Abre também a porta a medidas de apoio ao financiamento de projetos estratégicos e à gestão rápida de licenças administrativas e estabelece as bases para a criação de uma economia circular eficiente para as matérias-primas. Além disso, são estabelecidas diretrizes concretas para reduzir o risco de perda de fornecimento, prevendo a obrigação das empresas realizarem auditorias em sua cadeia de fornecimento para que tenham espaço para agir em caso de imprevistos.
Um firme compromisso europeu
Em suma, através destas iniciativas legais e regulamentares, é claro o compromisso e o esforço da Europa para se tornar a referência futura para as tecnologias verdes. No entanto, a luta entre os países pelo futuro da reciclagem de baterias ainda requer cautela e atenção à resposta dos demais concorrentes, especialmente os EUA e a Ásia. É tão importante estar atento às ações dos governos como às das grandes empresas e aos seus investimentos, especialmente aquelas com mercados potenciais fora da Europa.

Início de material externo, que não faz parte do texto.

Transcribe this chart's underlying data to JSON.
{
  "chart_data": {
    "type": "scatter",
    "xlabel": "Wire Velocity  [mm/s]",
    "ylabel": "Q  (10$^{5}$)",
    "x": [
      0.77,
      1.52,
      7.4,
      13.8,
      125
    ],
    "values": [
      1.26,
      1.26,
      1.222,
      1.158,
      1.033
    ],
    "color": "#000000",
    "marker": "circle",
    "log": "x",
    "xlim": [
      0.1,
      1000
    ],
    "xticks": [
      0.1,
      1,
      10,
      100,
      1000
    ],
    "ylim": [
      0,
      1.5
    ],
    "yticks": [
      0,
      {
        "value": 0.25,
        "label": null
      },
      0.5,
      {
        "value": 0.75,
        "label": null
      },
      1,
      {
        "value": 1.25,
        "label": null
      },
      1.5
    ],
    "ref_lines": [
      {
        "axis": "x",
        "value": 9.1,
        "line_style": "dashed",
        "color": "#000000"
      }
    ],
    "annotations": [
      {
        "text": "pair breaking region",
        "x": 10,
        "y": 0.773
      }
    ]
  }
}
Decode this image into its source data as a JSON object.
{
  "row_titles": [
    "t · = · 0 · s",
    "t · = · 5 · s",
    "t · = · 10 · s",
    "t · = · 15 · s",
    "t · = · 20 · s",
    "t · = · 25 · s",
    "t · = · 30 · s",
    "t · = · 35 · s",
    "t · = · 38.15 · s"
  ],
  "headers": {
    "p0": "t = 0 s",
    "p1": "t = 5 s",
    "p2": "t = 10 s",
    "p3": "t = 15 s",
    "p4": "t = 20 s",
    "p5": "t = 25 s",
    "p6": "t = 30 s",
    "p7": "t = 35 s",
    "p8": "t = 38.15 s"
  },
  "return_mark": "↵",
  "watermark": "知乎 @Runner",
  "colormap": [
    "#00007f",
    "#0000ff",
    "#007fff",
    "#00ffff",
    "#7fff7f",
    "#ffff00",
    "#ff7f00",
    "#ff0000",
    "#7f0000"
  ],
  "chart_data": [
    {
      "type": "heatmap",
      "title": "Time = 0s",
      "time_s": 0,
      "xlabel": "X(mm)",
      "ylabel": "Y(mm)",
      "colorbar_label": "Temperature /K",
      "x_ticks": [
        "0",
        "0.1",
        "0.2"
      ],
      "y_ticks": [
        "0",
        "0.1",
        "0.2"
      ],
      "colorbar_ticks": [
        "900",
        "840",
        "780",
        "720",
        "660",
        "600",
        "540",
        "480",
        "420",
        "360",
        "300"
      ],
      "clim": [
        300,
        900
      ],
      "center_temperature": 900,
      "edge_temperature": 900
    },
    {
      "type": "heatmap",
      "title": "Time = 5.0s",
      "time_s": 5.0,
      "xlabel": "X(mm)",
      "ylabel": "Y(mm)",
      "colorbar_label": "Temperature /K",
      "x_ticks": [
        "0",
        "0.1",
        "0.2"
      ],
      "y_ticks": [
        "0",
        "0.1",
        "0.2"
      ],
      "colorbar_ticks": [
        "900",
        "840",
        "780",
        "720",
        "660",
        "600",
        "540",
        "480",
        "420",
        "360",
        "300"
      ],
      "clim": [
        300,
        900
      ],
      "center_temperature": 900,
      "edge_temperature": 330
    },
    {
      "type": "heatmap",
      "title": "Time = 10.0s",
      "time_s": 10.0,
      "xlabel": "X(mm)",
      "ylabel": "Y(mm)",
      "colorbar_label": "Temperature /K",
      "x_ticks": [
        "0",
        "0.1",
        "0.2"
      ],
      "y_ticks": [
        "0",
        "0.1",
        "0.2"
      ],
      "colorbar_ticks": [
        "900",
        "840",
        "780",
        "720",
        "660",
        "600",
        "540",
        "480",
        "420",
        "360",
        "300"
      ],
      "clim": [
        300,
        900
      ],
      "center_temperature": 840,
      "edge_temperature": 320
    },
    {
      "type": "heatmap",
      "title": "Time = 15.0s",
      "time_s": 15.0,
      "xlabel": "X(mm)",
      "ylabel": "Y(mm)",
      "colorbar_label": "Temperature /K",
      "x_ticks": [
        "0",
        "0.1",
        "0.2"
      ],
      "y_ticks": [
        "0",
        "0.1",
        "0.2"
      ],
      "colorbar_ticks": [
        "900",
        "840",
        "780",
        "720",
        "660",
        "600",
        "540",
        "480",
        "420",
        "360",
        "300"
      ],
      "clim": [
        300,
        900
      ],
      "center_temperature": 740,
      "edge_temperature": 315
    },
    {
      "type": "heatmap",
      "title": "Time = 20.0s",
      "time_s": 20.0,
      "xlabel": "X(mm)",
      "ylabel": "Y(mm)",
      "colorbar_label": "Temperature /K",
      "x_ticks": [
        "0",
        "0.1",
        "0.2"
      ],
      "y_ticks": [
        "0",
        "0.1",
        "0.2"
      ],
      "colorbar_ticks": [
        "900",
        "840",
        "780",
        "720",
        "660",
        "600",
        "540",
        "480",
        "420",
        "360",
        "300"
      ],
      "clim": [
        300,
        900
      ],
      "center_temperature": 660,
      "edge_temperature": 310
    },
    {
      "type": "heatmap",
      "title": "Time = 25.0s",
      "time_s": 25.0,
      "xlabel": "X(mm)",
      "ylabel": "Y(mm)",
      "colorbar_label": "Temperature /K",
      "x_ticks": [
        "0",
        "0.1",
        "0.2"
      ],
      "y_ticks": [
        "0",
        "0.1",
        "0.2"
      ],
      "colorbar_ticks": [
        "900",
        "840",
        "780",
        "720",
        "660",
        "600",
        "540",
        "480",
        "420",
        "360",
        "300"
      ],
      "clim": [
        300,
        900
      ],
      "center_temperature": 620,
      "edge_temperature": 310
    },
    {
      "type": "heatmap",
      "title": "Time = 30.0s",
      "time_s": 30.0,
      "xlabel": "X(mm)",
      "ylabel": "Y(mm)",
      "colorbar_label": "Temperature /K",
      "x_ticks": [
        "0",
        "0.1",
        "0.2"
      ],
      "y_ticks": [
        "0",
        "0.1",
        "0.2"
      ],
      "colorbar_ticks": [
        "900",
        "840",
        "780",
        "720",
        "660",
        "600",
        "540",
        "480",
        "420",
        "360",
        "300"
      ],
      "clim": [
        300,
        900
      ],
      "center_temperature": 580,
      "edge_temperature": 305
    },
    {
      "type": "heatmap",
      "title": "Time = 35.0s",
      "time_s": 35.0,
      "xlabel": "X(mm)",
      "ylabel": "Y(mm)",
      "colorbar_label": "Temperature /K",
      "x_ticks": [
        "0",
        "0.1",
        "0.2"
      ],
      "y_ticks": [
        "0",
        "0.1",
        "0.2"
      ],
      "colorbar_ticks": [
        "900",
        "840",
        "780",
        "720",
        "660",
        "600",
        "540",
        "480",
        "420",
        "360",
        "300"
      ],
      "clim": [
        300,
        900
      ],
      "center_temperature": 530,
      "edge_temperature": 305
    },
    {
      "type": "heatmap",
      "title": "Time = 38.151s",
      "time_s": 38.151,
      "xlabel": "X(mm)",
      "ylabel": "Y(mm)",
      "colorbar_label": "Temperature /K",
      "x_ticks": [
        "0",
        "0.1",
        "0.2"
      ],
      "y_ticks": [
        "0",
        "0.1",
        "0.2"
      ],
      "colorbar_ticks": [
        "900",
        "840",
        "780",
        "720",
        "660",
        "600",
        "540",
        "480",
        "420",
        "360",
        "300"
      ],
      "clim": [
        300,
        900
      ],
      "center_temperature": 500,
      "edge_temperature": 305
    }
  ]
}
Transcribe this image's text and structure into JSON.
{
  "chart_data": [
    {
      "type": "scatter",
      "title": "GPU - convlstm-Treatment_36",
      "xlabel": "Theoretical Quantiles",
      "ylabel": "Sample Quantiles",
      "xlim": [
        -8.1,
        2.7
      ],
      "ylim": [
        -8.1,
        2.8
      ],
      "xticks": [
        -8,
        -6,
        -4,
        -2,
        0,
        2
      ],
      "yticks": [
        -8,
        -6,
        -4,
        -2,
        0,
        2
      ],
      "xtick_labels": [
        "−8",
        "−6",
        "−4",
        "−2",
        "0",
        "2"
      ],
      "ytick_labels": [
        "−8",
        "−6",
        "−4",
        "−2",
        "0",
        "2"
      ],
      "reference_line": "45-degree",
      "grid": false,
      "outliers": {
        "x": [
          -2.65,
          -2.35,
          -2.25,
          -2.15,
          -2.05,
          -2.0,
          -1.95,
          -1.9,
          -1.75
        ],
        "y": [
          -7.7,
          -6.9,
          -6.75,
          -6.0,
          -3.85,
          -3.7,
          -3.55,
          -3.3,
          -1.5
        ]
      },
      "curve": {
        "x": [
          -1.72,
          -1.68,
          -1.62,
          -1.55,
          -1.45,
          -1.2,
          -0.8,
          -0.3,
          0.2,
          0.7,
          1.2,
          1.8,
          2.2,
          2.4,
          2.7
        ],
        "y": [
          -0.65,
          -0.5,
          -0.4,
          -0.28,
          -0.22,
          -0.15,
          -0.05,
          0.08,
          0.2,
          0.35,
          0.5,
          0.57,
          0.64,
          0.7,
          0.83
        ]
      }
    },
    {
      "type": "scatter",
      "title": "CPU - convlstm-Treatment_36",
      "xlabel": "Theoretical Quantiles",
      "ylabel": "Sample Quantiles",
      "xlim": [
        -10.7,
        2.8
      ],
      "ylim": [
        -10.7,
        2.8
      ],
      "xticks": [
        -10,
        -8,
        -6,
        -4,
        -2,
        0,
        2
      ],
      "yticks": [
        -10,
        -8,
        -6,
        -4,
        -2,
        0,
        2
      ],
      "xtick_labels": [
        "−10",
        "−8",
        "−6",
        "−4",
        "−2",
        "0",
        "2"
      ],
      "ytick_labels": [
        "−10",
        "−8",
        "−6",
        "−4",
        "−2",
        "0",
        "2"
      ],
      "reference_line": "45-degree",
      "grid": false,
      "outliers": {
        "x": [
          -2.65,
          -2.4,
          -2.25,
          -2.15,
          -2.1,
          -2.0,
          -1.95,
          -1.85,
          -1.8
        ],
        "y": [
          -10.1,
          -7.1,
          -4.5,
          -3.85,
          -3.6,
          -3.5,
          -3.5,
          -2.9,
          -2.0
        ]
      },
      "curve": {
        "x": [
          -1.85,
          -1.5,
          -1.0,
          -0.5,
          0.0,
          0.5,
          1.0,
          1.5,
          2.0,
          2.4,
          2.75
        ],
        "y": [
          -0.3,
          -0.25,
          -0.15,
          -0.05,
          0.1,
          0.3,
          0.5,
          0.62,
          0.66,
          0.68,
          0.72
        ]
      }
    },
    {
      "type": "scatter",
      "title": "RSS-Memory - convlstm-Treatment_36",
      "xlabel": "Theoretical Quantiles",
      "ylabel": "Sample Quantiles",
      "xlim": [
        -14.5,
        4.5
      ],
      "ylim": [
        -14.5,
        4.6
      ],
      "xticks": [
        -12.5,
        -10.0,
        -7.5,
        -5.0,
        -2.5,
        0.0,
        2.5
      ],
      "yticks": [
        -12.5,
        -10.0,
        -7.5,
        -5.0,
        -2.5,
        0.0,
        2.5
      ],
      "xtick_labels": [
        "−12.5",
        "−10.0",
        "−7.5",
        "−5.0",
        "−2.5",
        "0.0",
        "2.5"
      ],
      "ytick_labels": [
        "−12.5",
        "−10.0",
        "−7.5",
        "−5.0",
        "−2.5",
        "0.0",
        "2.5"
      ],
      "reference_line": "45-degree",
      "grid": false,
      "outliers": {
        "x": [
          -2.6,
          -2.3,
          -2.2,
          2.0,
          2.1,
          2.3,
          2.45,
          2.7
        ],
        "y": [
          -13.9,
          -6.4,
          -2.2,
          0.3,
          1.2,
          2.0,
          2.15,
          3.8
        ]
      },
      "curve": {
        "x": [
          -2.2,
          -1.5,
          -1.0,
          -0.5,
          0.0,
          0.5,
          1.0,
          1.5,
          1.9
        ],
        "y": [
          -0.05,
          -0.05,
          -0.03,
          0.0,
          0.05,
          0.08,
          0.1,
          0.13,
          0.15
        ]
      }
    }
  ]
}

Em conclusão, este novo quadro regulamentar visa garantir o sucesso de uma das grandes apostas industriais da Europa para a sua competitividade futura. Portanto, é fundamental continuar a desenvolver não só este regulamento, mas também todos os avanços científicos e tecnológicos que garantam a concretização destes objetivos e o seu cumprimento o mais rapidamente possível, mantendo o ecodesign e a reciclagem como pilares fundamentais no desenvolvimento de um indústria de baterias competitiva e estratégica.